The first cottages showed too many signs of life, the canoes already hauled out. He retreated back up their driveways. He came to a cottage with a glassed-in porch and green shutters, painted gables, and a double-pitch roof. If the owners arrived he could swing out of the second-floor window and walk along the roof. Caravaggio looked at architecture with a perception common to thieves who saw cupboards as having weak backs, who knew fences were easier to go through than over.
He stood breathing heavily in the dusk, looking up at the cottage, tired of running, having eaten only bits of chocolate the boy had given him. Al.

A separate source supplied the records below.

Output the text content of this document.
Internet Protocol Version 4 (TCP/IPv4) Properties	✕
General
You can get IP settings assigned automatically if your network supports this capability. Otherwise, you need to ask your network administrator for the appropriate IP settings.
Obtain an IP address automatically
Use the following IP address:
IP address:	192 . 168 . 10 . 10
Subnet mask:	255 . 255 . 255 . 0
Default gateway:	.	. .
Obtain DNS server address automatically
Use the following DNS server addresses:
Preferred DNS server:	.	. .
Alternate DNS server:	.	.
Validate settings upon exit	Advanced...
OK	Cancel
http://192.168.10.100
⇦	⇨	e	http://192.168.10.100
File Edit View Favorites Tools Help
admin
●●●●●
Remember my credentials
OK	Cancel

Behind him the landscape was darkening down fast. He was inside the cottage in ten seconds.
He walked around the rooms, excited, his hand trailing off the sofa top, noticed the magazines stacked on the shelf. He turned left into a kitchen and used a knife to saw open a can. Darkness. He wanted no lights on tonight. He dug the knife into the can and gulped down beans, too hungry and tired for a spoon. Then he went upstairs and ripped two blankets off a bed and spread them out in the upstairs hall beside the window which led to the roof.
He hated the hours of sleep. He was a man who thrived and worked in available light. At night his wife would sleep in his embrace but the room around him continued to be alive, his body porous to every noise, his stare painting out darkness. He would sleep as insecurely as a thief does, which is why they are always tired.
* * *
He climbs into black water. A temperature of blood. He sees and feels no horizon, no edge to the liquid he is in. The night air is forensic. An animal slips into the water.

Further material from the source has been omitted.